Quatre ans après l'assassinat tragique de Federico Martín Aramburú, survenu le 19 mars 2022 à Paris, sa famille navigue toujours à travers un océan de douleur et d'incompréhension. Cecilia Aramburú, la mère du rugbyman argentin, exprime son désarroi face à la situation. "Pourquoi diable Loïk Le Priol et Romain Bouvier, déjà fichés S et sous contrôle judiciaire, ont-ils pu échapper à l'attention des autorités?", s'interroge-t-elle.
Deux membres d'un groupuscule néo-nazi, Bouvier et Le Priol, récidivistes connus pour des actes de violence, auraient dû être surveillés de près. Aux dernières nouvelles rapportées par *Le Monde*, leur liste de délits antérieurs témoignent d'une dangerosité évidente. "L'État a failli à sa mission de protection des citoyens," ajoute Cecilia, désespérée.

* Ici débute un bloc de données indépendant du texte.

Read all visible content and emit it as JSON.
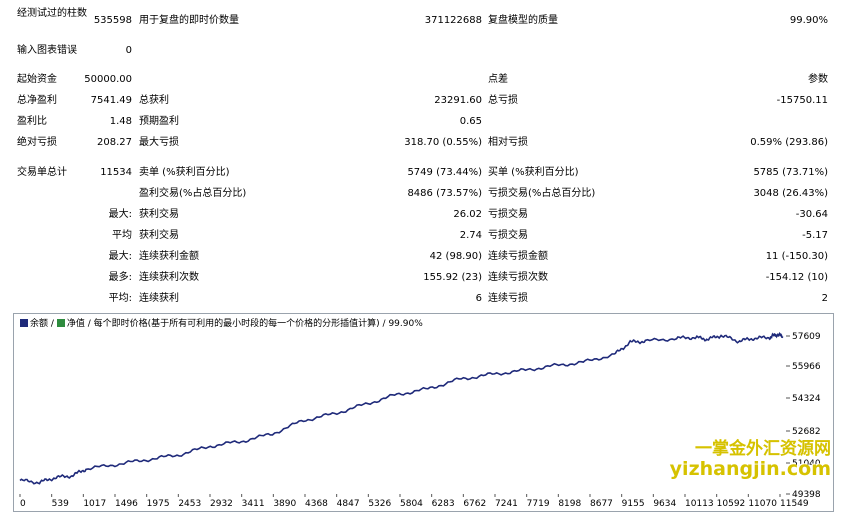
{
  "summary": {
    "bars_tested_label": "经测试过的柱数",
    "bars_tested_value": "535598",
    "ticks_label": "用于复盘的即时价数量",
    "ticks_value": "371122688",
    "quality_label": "复盘模型的质量",
    "quality_value": "99.90%",
    "mismatch_label": "输入图表错误",
    "mismatch_value": "0"
  },
  "stats": {
    "initial_deposit_label": "起始资金",
    "initial_deposit_value": "50000.00",
    "spread_label": "点差",
    "spread_value": "参数",
    "net_profit_label": "总净盈利",
    "net_profit_value": "7541.49",
    "gross_profit_label": "总获利",
    "gross_profit_value": "23291.60",
    "gross_loss_label": "总亏损",
    "gross_loss_value": "-15750.11",
    "profit_factor_label": "盈利比",
    "profit_factor_value": "1.48",
    "expected_payoff_label": "预期盈利",
    "expected_payoff_value": "0.65",
    "abs_drawdown_label": "绝对亏损",
    "abs_drawdown_value": "208.27",
    "max_drawdown_label": "最大亏损",
    "max_drawdown_value": "318.70 (0.55%)",
    "rel_drawdown_label": "相对亏损",
    "rel_drawdown_value": "0.59% (293.86)",
    "total_trades_label": "交易单总计",
    "total_trades_value": "11534",
    "short_label": "卖单 (%获利百分比)",
    "short_value": "5749 (73.44%)",
    "long_label": "买单 (%获利百分比)",
    "long_value": "5785 (73.71%)",
    "profit_trades_label": "盈利交易(%占总百分比)",
    "profit_trades_value": "8486 (73.57%)",
    "loss_trades_label": "亏损交易(%占总百分比)",
    "loss_trades_value": "3048 (26.43%)",
    "largest_prefix": "最大:",
    "largest_profit_label": "获利交易",
    "largest_profit_value": "26.02",
    "largest_loss_label": "亏损交易",
    "largest_loss_value": "-30.64",
    "average_prefix": "平均",
    "average_profit_label": "获利交易",
    "average_profit_value": "2.74",
    "average_loss_label": "亏损交易",
    "average_loss_value": "-5.17",
    "max_prefix": "最大:",
    "max_consec_wins_money_label": "连续获利金额",
    "max_consec_wins_money_value": "42 (98.90)",
    "max_consec_losses_money_label": "连续亏损金额",
    "max_consec_losses_money_value": "11 (-150.30)",
    "most_prefix": "最多:",
    "max_consec_profit_count_label": "连续获利次数",
    "max_consec_profit_count_value": "155.92 (23)",
    "max_consec_loss_count_label": "连续亏损次数",
    "max_consec_loss_count_value": "-154.12 (10)",
    "avg_prefix": "平均:",
    "avg_consec_wins_label": "连续获利",
    "avg_consec_wins_value": "6",
    "avg_consec_losses_label": "连续亏损",
    "avg_consec_losses_value": "2"
  },
  "chart_legend": {
    "balance": "余额",
    "sep1": "/",
    "equity": "净值",
    "sep2": "/",
    "model": "每个即时价格(基于所有可利用的最小时段的每一个价格的分形插值计算)",
    "sep3": "/",
    "quality": "99.90%"
  },
  "colors": {
    "balance_line": "#1f2a7a",
    "equity_swatch": "#2e8b3e",
    "balance_swatch": "#1f2a7a",
    "watermark": "#d6c200"
  },
  "watermark": {
    "line1": "一掌金外汇资源网",
    "line2": "yizhangjin.com"
  },
  "chart_data": {
    "type": "line",
    "title": "",
    "xlabel": "",
    "ylabel": "",
    "x_ticks": [
      "0",
      "539",
      "1017",
      "1496",
      "1975",
      "2453",
      "2932",
      "3411",
      "3890",
      "4368",
      "4847",
      "5326",
      "5804",
      "6283",
      "6762",
      "7241",
      "7719",
      "8198",
      "8677",
      "9155",
      "9634",
      "10113",
      "10592",
      "11070",
      "11549"
    ],
    "y_ticks": [
      "57609",
      "55966",
      "54324",
      "52682",
      "51040",
      "49398"
    ],
    "ylim": [
      49398,
      58200
    ],
    "xlim": [
      0,
      11800
    ],
    "series": [
      {
        "x": [
          0,
          300,
          539,
          800,
          1017,
          1496,
          1975,
          2453,
          2932,
          3411,
          3890,
          4368,
          4847,
          5326,
          5804,
          6283,
          6762,
          7241,
          7719,
          8198,
          8677,
          9155,
          9400,
          9634,
          10113,
          10400,
          10592,
          10800,
          11070,
          11300,
          11549,
          11650,
          11750
        ],
        "values": [
          50000,
          49900,
          50150,
          50250,
          50600,
          50850,
          51100,
          51350,
          51800,
          52050,
          52450,
          53150,
          53500,
          54000,
          54500,
          54800,
          55300,
          55550,
          55750,
          56000,
          56200,
          56600,
          57250,
          57300,
          57450,
          57500,
          57400,
          57600,
          57300,
          57450,
          57500,
          57650,
          57550
        ]
      }
    ]
  }
}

Des détails de leur histoire révèlent des comportements inquiétants. Au domicile de Bouvier, un arsenal impressionnant a été découvert — 25 armes à feu et plus de 1200 munitions — avivant les peurs des citoyens face à la montée de la violence. Cette tragédie n’a pas que fait pleurer une mère. Elle a suscité des inquiétudes au sein de plusieurs organisations, dont la Ligue des Droits de l'Homme, qui appelle à un examen rigoureux des procédures judiciaires actuelles.
"S'ils avaient été correctement surveillés, Federico aurait pu vivre," poursuit-elle avec amertume. "Nous avons le droit de savoir comment l'État permet que ces individus, affichant leur haine, circulent librement dans la société. Cela ne doit pas arriver à d'autres familles."
La violence, comme l'indiquent des enquêtes de *France 24*, marque tristement notre époque. Les experts en criminologie s'accordent à dire que les anciennes affiliations politiques de ces hommes augmentent le besoin urgent de réformer notre système judiciaire. La mère de Federico, tout comme de nombreux défenseurs des droits civiques, espère encore une réponse. Elle n'a pas manqué de rappeler le soutien inestimable de ceux qui l'entourent, notamment les amis et la communauté au Pays basque, qui l'ont aidée à traverser cette épreuve. "Je suis reconnaissante pour leur solidarité. Cela prouve que l'humanité peut encore triompher de la haine," conclut-elle.
Cette affaire tragique est un appel à la vigilance non seulement pour le système judiciaire, mais aussi pour chaque citoyen. Les questions soulevées par cette tragédie ne doivent pas rester sans réponse.